If this feels all too familiar, please don’t get worried. This is not dysfunctional; it is all entirely normal. In fact, it’s better than normal—it’s good. This is how marriage does its work, if you’ll allow it.
See, if you’re the distancer all the time, then that means your marriage is inviting you to question why. Are you threatened by too much togetherness? Is there a fear of being smothered, or being asked to compromise yourself in order to keep the peace? Are you wondering if no matter what, your spouse will never be satisfied?
If you’re the pursuer, your marriage is asking you different questions: are you threatened by your spouse’s desire for space? Do you take it personally, as a sign of his/her rejection of you? Are you afraid that if you take space for yourself, you’ll feel selfish, or maybe worse—you won’t want to come back?
We avoid these questions, because they’re scary and uncomfortable. But marriage is relentless—it will constantly call you back to these questions because that’s how growth happens, on the edge of our comfort zones.
Can you imagine having a conversation with your spouse about all of this? Jenny and I talk about this stuff fairly frequently, because if we don’t we fall back into our default patterns. She’s a comfortable distancer, and I’m a comfortable pursuer, but neither of us is comfortable with that pattern anymore. The beauty comes when each of us, at our own pace and in our own way, challenges ourselves to willingly be uncomfortable, and strive to find the separate/together balance within ourselves. For me, this means sometimes, without guilt or misgivings, taking trips away like this weekend’s. It also means that sometimes, without giving in to my fear of rejection, boldly pursuing weekends with just the two of us.
What does this all mean for you?
One thought on “Why won’t my wife take time for herself?”
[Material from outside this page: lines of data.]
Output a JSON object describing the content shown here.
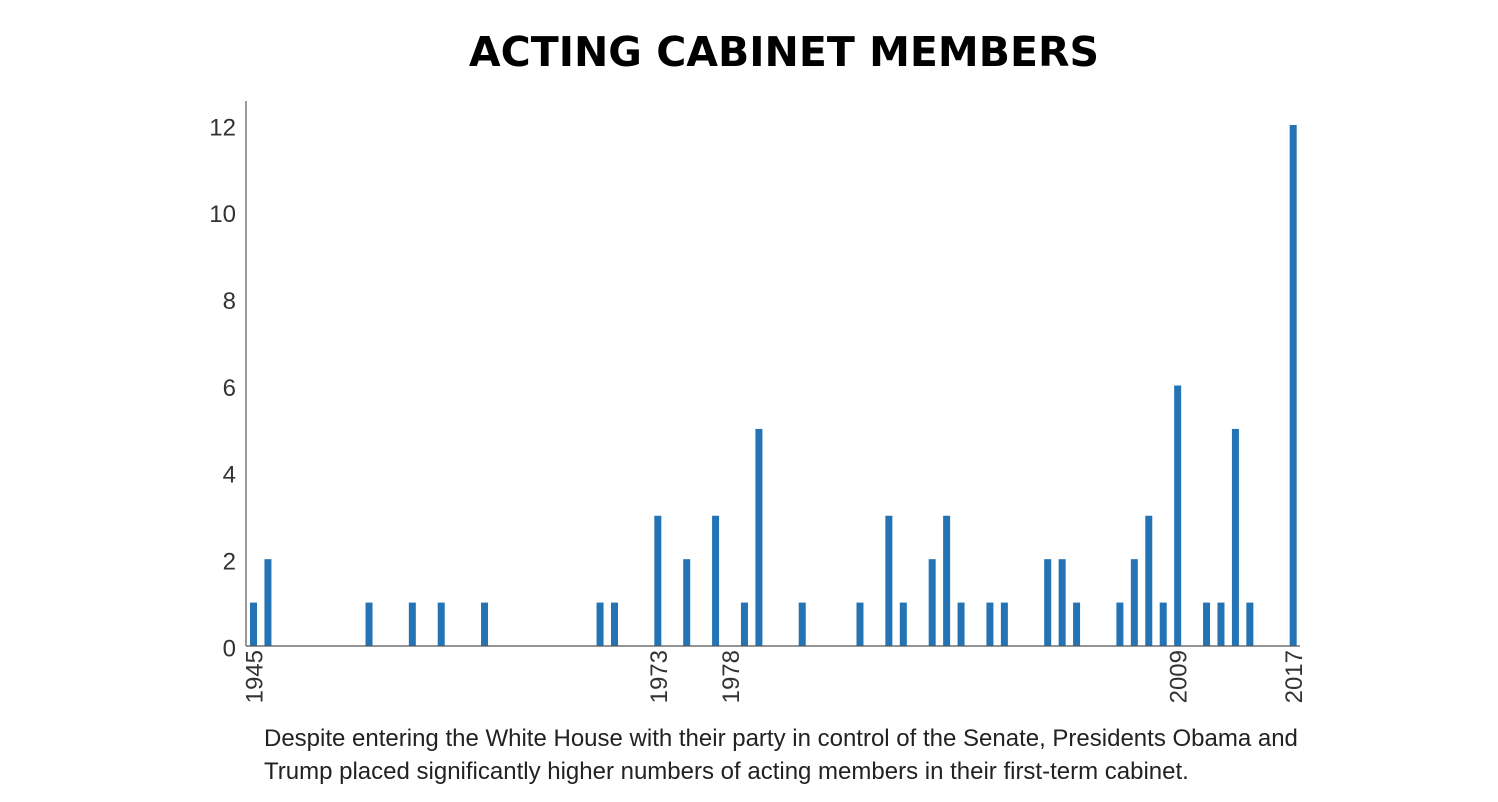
{
  "chart_data": {
    "type": "bar",
    "title": "ACTING CABINET MEMBERS",
    "caption": "Despite entering the White House with their party in control of the Senate, Presidents  Obama and Trump placed significantly higher numbers of acting members in their first-term cabinet.",
    "xlabel": "",
    "ylabel": "",
    "x_range": [
      1945,
      2017
    ],
    "x_tick_labels": [
      1945,
      1973,
      1978,
      2009,
      2017
    ],
    "ylim": [
      0,
      12
    ],
    "y_ticks": [
      0,
      2,
      4,
      6,
      8,
      10,
      12
    ],
    "grid": false,
    "bar_color": "#2474B5",
    "bars": [
      {
        "x": 1945,
        "value": 1
      },
      {
        "x": 1946,
        "value": 2
      },
      {
        "x": 1953,
        "value": 1
      },
      {
        "x": 1956,
        "value": 1
      },
      {
        "x": 1958,
        "value": 1
      },
      {
        "x": 1961,
        "value": 1
      },
      {
        "x": 1969,
        "value": 1
      },
      {
        "x": 1970,
        "value": 1
      },
      {
        "x": 1973,
        "value": 3
      },
      {
        "x": 1975,
        "value": 2
      },
      {
        "x": 1977,
        "value": 3
      },
      {
        "x": 1979,
        "value": 1
      },
      {
        "x": 1980,
        "value": 5
      },
      {
        "x": 1983,
        "value": 1
      },
      {
        "x": 1987,
        "value": 1
      },
      {
        "x": 1989,
        "value": 3
      },
      {
        "x": 1990,
        "value": 1
      },
      {
        "x": 1992,
        "value": 2
      },
      {
        "x": 1993,
        "value": 3
      },
      {
        "x": 1994,
        "value": 1
      },
      {
        "x": 1996,
        "value": 1
      },
      {
        "x": 1997,
        "value": 1
      },
      {
        "x": 2000,
        "value": 2
      },
      {
        "x": 2001,
        "value": 2
      },
      {
        "x": 2002,
        "value": 1
      },
      {
        "x": 2005,
        "value": 1
      },
      {
        "x": 2006,
        "value": 2
      },
      {
        "x": 2007,
        "value": 3
      },
      {
        "x": 2008,
        "value": 1
      },
      {
        "x": 2009,
        "value": 6
      },
      {
        "x": 2011,
        "value": 1
      },
      {
        "x": 2012,
        "value": 1
      },
      {
        "x": 2013,
        "value": 5
      },
      {
        "x": 2014,
        "value": 1
      },
      {
        "x": 2017,
        "value": 12
      }
    ]
  }
}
This is spot on! All the questions you list that a distancer asks are in the front of my mind all the time. And the answer to all of them is usually YES. What do I do with them? How can I take the first step to change that? What do I say? What do I do? As a pursuer, my husband has said that he takes it personally, feels rejected, and thinks it’s selfish to take time for himself, even in every day self-care.